Not long after moving into its first sanctuary, the church bought 4.5 more acres, and in 1988 it dedicated its current sanctuary that holds 1,200 to 1,500 people.

When an education building and parish hall were added in 1977, it was named for the first pastor assigned to the Holy Family parish, the Rev. David A. Schiller.

On Easter, the church had to put up tents and conduct up to four services at the same time, inside and outside, attended by 7,000 to 10,000 people.

Our newspaper had a picture of a priest in flowing robe directing the traffic jam on Pope Avenue on an Easter Sunday. The Associated Press picked it up and shared it with the world.

A beloved pastor during the growth explosion was the Rev. Phillip A. Hamilton, who once rode a motorcycle in the St. Patrick’s Day Parade with his dog, Suspect.
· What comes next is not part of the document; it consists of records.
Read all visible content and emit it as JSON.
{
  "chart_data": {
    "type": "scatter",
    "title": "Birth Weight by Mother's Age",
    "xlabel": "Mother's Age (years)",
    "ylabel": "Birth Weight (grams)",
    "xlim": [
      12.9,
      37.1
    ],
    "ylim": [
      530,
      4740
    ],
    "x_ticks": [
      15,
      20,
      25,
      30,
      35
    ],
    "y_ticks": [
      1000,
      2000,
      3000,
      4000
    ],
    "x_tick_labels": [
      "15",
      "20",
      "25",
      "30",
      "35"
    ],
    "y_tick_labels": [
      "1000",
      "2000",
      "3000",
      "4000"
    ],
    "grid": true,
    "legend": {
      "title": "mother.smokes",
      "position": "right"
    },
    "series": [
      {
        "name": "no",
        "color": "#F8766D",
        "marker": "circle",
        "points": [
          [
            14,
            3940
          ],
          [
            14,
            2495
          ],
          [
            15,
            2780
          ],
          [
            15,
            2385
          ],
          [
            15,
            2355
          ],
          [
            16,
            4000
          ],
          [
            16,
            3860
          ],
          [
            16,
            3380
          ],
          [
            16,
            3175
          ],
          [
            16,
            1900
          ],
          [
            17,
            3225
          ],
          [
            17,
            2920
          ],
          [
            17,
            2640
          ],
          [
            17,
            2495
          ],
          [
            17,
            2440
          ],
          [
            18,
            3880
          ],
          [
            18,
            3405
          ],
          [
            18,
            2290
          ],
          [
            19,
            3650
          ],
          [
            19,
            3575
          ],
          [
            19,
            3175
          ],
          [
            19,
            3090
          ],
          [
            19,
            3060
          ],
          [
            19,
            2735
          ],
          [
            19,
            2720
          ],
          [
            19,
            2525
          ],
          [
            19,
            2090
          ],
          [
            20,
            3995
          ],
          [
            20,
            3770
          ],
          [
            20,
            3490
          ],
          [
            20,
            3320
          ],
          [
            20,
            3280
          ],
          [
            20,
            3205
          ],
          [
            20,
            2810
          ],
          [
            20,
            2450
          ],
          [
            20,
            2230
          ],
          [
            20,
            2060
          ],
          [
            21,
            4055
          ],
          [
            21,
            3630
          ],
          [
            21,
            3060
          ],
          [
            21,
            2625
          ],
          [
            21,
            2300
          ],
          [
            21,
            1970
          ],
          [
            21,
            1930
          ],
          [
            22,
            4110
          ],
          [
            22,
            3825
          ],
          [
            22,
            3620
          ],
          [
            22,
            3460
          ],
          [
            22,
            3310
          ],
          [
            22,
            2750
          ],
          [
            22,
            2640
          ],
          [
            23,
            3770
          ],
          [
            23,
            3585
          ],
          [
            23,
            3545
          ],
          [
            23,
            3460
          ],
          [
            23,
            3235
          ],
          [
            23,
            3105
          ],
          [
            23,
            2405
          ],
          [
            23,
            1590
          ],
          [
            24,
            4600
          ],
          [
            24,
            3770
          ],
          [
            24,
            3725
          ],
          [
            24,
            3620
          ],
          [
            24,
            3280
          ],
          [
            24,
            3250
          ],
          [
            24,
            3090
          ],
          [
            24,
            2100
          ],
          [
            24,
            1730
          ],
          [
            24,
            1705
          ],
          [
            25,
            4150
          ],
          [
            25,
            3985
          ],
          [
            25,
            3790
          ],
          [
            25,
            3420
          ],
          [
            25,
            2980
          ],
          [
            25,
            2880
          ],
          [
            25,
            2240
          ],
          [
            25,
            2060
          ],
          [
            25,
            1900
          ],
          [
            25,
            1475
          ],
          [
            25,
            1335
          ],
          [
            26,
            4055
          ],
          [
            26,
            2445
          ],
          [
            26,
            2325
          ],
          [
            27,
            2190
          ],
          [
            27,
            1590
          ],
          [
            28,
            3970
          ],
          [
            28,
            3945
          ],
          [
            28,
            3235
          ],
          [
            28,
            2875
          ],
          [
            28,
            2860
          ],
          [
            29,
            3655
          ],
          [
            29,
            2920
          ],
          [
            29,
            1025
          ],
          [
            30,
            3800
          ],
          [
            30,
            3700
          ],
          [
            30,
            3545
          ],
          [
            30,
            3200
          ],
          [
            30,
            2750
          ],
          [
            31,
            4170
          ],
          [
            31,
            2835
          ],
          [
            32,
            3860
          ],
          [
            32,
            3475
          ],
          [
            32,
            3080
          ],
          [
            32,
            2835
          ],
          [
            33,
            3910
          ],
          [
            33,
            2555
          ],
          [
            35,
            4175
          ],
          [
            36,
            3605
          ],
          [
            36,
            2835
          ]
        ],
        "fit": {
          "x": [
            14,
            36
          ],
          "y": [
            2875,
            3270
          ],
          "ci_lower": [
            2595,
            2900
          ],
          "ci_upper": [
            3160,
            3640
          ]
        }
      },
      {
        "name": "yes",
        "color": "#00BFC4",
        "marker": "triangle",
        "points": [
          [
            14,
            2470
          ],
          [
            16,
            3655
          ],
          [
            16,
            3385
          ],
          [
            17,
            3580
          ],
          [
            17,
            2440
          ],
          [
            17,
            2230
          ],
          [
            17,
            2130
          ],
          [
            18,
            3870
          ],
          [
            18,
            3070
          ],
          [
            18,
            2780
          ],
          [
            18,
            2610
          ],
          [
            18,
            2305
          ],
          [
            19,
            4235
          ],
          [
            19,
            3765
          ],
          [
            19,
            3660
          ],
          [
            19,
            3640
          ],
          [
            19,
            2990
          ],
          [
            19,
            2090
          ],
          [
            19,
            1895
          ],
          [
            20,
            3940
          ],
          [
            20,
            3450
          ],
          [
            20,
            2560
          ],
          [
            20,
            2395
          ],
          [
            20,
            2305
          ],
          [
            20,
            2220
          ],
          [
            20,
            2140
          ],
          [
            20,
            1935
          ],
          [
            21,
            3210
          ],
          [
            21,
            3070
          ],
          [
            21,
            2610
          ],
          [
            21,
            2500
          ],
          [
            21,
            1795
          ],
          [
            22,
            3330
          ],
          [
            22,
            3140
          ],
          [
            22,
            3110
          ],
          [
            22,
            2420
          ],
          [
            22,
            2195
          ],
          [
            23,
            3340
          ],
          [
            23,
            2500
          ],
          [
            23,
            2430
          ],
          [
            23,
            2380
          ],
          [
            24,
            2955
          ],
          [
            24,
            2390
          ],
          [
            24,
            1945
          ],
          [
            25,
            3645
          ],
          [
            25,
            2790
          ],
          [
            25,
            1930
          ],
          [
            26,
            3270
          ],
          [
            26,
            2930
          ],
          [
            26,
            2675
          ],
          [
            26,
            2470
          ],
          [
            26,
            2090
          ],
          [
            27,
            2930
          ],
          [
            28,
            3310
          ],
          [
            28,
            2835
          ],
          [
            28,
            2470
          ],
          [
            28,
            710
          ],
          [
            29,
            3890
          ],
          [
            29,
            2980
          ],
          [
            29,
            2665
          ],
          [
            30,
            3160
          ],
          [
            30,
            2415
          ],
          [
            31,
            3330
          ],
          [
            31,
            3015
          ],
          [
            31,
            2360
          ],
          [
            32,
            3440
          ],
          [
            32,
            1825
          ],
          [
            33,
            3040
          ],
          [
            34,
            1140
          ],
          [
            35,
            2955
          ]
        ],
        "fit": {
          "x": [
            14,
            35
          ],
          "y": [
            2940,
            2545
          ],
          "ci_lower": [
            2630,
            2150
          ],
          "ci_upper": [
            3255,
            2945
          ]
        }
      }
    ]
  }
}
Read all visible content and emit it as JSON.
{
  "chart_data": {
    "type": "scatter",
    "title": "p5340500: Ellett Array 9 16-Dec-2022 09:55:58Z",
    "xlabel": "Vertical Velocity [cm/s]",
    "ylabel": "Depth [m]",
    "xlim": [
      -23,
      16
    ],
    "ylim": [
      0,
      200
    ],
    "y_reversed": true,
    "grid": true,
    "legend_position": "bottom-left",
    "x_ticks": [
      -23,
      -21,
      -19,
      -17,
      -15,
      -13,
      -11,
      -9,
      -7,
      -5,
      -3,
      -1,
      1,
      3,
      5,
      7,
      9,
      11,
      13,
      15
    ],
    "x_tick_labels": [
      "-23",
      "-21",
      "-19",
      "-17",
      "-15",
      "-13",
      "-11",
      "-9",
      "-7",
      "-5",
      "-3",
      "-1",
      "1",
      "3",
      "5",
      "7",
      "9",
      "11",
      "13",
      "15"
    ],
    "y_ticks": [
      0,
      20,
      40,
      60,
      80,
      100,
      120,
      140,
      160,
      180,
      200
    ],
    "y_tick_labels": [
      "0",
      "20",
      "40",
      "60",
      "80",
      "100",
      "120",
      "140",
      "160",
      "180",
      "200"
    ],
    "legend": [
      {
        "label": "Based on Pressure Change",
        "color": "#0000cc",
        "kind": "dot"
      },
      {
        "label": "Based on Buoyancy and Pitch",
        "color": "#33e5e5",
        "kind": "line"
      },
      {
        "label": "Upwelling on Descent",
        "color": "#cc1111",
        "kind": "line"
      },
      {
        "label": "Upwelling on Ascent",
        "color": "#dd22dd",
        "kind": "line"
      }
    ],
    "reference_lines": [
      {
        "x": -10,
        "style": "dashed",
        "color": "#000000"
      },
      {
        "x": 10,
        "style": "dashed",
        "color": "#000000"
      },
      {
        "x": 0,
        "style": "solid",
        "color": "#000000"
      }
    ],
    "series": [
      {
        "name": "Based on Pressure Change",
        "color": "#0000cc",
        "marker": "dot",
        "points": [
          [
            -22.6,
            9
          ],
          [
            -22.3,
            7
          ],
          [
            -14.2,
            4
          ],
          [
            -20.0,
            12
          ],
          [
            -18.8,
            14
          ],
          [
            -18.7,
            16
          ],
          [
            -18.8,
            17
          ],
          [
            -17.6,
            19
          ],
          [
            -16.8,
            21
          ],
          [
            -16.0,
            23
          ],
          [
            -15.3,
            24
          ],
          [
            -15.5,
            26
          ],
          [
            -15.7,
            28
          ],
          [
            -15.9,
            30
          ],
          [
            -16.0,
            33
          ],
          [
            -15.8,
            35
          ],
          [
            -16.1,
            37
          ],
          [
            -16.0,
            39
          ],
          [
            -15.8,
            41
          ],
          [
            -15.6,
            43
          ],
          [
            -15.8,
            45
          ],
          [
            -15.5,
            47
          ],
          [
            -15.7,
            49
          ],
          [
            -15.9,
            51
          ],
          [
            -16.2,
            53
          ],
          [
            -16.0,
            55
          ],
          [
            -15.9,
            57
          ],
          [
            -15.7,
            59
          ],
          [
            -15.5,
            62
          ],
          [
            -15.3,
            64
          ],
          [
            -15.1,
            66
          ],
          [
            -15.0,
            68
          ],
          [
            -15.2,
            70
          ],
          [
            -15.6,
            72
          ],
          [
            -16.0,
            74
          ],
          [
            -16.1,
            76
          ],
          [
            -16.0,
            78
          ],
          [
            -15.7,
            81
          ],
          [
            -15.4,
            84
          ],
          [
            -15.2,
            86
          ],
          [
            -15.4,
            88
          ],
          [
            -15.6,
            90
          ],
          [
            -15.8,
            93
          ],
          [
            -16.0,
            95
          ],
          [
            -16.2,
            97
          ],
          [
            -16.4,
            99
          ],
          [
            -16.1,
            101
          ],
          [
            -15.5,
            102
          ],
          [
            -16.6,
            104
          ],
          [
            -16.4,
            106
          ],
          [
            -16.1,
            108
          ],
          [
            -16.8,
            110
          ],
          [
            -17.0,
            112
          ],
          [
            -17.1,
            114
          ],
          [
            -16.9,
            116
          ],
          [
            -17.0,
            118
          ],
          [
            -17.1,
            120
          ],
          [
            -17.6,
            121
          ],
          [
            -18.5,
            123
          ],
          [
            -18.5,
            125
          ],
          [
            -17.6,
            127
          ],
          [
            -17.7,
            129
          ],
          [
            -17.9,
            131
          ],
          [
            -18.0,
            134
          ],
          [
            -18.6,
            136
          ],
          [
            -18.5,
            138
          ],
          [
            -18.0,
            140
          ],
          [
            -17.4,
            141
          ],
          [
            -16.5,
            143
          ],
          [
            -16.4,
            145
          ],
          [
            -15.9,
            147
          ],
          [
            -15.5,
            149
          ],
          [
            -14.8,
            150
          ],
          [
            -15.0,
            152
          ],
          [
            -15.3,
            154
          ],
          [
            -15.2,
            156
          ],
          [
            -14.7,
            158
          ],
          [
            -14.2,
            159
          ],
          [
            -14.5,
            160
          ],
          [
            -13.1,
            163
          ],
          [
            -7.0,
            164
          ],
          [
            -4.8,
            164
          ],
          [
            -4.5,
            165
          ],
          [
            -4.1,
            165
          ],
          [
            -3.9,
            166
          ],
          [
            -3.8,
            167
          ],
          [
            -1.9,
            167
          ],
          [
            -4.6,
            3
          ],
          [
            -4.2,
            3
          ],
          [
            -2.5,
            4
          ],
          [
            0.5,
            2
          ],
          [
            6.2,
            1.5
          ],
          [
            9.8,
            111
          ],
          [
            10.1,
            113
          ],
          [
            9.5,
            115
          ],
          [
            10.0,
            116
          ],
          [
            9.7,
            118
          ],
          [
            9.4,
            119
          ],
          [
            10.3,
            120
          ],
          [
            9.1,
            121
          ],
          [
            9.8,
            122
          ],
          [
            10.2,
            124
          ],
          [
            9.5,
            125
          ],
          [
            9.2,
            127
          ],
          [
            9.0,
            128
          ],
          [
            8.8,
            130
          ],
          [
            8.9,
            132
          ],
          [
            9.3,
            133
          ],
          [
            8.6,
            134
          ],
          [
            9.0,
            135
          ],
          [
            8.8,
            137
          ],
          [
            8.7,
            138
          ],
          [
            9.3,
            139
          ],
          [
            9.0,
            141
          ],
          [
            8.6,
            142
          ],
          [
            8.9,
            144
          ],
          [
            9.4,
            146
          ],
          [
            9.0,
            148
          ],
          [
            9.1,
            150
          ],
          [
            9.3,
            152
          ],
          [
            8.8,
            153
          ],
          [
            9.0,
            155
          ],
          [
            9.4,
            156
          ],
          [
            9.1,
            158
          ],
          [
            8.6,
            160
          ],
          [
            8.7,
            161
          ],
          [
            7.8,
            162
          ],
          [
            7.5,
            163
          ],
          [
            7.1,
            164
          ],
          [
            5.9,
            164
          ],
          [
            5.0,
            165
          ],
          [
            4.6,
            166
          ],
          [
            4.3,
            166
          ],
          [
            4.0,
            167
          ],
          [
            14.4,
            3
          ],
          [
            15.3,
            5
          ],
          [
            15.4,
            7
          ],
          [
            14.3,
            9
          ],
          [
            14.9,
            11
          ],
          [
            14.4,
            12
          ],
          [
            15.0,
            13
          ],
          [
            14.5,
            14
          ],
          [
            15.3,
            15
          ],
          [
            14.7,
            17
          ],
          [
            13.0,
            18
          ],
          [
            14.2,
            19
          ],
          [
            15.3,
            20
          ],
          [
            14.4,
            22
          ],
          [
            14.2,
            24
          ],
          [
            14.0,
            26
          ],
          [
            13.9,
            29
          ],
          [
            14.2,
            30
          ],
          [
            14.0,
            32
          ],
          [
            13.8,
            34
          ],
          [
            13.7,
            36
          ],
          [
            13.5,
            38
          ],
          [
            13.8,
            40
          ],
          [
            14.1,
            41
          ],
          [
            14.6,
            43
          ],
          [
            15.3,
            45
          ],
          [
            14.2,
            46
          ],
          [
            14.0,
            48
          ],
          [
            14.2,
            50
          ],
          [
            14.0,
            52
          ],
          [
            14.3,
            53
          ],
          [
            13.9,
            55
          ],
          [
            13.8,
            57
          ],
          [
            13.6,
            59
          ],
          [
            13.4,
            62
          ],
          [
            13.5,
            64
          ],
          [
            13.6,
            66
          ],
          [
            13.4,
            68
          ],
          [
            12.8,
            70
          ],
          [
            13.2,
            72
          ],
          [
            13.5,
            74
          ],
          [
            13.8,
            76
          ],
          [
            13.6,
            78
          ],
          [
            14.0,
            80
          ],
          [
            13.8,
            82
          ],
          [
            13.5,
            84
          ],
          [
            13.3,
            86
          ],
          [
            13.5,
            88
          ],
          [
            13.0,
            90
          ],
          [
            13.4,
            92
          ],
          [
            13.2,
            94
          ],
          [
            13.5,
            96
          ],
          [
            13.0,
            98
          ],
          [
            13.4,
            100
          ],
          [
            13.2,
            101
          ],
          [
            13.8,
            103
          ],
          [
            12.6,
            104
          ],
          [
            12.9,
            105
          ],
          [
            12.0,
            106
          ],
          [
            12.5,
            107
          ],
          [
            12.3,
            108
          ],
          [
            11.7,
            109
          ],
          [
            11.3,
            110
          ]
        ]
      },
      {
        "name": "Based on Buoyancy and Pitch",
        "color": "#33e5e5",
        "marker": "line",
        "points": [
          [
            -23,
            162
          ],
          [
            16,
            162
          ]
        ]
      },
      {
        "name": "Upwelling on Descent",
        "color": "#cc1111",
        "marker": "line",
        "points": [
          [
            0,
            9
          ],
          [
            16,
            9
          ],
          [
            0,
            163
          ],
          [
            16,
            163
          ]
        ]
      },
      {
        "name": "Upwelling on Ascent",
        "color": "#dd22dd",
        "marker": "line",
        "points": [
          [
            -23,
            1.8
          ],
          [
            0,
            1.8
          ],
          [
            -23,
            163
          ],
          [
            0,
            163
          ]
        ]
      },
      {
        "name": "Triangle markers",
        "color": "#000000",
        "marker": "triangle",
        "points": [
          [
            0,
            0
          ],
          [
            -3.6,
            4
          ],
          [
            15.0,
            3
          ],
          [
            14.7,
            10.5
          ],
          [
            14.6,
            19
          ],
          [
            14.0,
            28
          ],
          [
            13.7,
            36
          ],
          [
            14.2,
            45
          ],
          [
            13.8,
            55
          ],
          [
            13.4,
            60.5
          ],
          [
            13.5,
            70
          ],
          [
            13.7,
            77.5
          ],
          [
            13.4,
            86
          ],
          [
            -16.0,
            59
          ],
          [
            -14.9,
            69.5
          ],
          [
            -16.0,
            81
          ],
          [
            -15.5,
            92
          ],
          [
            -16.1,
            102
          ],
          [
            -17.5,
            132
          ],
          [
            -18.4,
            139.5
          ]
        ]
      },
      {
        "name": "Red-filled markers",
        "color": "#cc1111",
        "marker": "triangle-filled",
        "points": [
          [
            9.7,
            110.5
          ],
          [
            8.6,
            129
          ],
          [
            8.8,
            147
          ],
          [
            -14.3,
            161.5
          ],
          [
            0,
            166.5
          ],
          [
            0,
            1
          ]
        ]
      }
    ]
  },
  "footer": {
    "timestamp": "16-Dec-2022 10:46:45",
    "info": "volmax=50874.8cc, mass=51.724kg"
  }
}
He always said Suspect was “of suspicious origins.” Father Hamilton would play the piano with Suspect sitting beside him on the bench, howling.

New missions

In 1983, Holy Family gave $40,000 seed money for the St. Francis by the Sea Catholic Church on the north end of Hilton Head.

It began worship in the Crazy Crab Restaurant, jokingly calling itself the Church of the Holy Crab. It now serves some 3,000 families.

Larger still is the St. Gregory the Great Catholic Church in Bluffton, which dedicated its first building in 2000.

And meanwhile, the St. Peter’s parish moved from downtown Beaufort to Lady’s Island in 1987 to accommodate growth that now includes a large church and school on 35 acres.

Anne Scott of TidePointe is the only surviving original member of Holy Family. She just turned 94.

The retiree demographic is outpaced at the church by the tourists. On any given Sunday, seven of 10 worshipers at Holy Family are likely to be island visitors.

The newest dynamic is the Hispanic influx. Holy Family reflects changes in its neighborhood.

We are filling that void of the nuclear family they left behind — the aunts, uncles and cousins.

Nora Bess

director of Holy Family’s Spanish ministry

In 2000, Holy Family named Nora Bess director of a new Spanish ministry. It came some five years after St. Francis established a Spanish ministry, making the Catholic churches leading institutions in addressing the needs of Hispanics that came pouring into southern Beaufort County.

Holy Family has a weekly Spanish Mass. At a recent First Communion, 54 children were Hispanic and seven were Anglos. In April, two Hispanic women were appointed to the Parish Council.

In early 2013, the Rev. Jorge Gallo, a Claretian priest from Colombia, South America, was assigned as parochial vicar for both Holy Family and St. Francis. His principal ministry is to the Hispanic Catholic community.

Holy Family hosts an ecumenical soup kitchen twice a week. It has a weekly food pantry. It does a lot of social and educational work, coordinating with organizations such as The Literacy Center and Neighborhood Outreach Connection.

“We are filling that void of the nuclear family they left behind — the aunts, uncles and cousins,” Bess said. “Now they have a church family.”

When you think about it, the mission was similar in the 16th century when priests prayed feverishly for supplies to arrive at the Santa Elena settlement on Port Royal Sound, or rode the Boll Weevil train to the dirt roads of Pinckney Colony, or shouted over the cocktail shakers as Hilton Head swirled to life.